Profound as it is, this cognitive difference between us and them may not always produce radically distinctive observable behaviors; and indeed the ways in which chimpanzees and humans behave sometimes appear strikingly similar. Still, we should be wary of overstating these similarities. The behavioral resemblances we perceive are conditioned by an enormously long shared evolutionary history, and by the resulting structural similarities. But, as Povinelli would point out, similar observable behaviors may also hide mental processes that differ greatly in form and complexity.

So,
for all the manifold talents that chimpanzees possess, that cognitive gulf still yawns. Among all those organisms that we can study in the world today, it appears that only modern human beings show “spiritual self-awareness” in William James' sense; and even his “social self-awareness” appears to differ dramatically in quality between humans and nonhuman primates. Still, even though a lot of evolutionary water has flowed under the bridge on both sides since human beings shared an ancestor with any ape, most authorities find it reasonable to conclude that cognition of the kind we see among chimpanzees (and among other great apes as well) provides us with a reasonable approximation of the cognitive state from which our ancestors started some seven million years ago. To return to Povinelli's words, one may reasonably assume that those ancestors were “intelligent, thinking creatures who deftly attend[ed] to and learn[ed] about the regularities that unfold[ed] in the world around them. But . . . they [did] not reason about unobservable things: they [had] no ideas about the ‘mind,' no notion of ‘causation.'” In the human sense, they had as yet no idea of self. This is a very plausible characterization of our lineage's cognitive starting point; but at the same time it more or less exhausts what can usefully be said on this subject, based on our existing knowledge of comparative cognition.

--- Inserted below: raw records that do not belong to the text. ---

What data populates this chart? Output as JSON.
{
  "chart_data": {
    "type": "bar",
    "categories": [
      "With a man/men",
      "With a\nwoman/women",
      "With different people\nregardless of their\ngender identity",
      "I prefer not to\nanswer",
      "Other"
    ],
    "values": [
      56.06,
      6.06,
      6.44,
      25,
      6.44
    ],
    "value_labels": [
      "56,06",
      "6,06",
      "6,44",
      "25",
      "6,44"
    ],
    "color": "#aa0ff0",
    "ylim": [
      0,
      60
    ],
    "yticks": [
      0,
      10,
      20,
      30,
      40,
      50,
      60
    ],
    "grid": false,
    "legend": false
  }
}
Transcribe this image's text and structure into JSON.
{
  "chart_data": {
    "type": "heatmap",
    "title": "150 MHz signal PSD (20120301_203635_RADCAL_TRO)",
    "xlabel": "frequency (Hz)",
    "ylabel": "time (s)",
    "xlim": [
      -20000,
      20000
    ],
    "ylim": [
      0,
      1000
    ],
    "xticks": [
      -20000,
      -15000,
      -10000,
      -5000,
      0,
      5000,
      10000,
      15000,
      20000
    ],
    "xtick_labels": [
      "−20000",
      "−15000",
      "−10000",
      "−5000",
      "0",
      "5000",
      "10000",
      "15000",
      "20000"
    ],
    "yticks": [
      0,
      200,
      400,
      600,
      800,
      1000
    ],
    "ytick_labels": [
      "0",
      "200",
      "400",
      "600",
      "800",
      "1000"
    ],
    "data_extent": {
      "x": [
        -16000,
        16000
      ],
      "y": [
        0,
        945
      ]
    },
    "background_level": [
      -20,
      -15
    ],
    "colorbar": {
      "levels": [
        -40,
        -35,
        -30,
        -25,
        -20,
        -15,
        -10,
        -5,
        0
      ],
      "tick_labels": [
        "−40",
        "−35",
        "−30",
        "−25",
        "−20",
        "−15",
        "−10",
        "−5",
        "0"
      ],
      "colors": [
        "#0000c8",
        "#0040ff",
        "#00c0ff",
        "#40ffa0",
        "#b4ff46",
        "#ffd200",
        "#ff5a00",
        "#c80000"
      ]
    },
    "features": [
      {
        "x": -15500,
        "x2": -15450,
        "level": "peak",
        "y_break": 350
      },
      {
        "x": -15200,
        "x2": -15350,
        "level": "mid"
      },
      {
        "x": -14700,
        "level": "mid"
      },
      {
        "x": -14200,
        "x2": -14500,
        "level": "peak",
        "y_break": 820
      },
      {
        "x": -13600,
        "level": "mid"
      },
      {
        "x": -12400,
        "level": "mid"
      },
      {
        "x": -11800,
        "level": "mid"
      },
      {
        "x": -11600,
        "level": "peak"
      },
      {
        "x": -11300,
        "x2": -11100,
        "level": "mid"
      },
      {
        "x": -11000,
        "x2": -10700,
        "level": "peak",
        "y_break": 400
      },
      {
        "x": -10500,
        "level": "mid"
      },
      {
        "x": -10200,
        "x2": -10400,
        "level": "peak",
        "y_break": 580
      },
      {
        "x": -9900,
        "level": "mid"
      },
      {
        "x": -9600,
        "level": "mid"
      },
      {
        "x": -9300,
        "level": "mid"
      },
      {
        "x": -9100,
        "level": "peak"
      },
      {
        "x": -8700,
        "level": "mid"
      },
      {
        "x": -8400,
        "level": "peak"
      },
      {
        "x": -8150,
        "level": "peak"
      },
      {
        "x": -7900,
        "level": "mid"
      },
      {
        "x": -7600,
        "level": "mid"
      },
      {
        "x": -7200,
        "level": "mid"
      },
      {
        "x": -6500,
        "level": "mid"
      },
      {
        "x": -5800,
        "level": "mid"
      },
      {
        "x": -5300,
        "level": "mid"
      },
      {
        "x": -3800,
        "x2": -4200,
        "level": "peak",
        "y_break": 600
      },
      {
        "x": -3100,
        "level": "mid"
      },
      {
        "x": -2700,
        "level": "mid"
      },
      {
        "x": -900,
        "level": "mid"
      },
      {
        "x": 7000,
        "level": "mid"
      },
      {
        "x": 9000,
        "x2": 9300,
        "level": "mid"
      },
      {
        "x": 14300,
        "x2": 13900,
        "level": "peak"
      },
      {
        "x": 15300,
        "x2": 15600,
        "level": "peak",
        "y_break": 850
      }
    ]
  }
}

The next question is, of course, to which of our known ancestors does Povinelli's characterization apply? In all probability, if we were able to directly observe the very early hominids we met in
chapter 1
we would find that Povinelli's depiction fit them well enough; and we have no compelling reason for believing that it would not also have applied very broadly to the earliest
Australopithecus afarensis.
Still, if it was indeed
A. afarensis
(or something very like it) that introduced stone tool making, as the Dikika (and Bouri) evidence seems to suggest, then we have to reconcile the Povinelli viewpoint with the significantly advanced cognitive achievements of those first stone tool makers. For there is no doubt that the first hominids who made stone tools and used them for butchering carcasses were displaying evidence of an entirely new and radical way of interacting with the world around them; and there is no reason to believe that this innovation might not have had internalized effects too. The simplest and most plausible way of explaining this apparent discrepancy is to suggest that the cognitive
potential
to make
stone
tools was born in the large genetic alteration that must have been involved in the acquisition of the new and radically different bipedal body form; and that this potential lay dormant for some time before being expressed in the invention of stone tool making.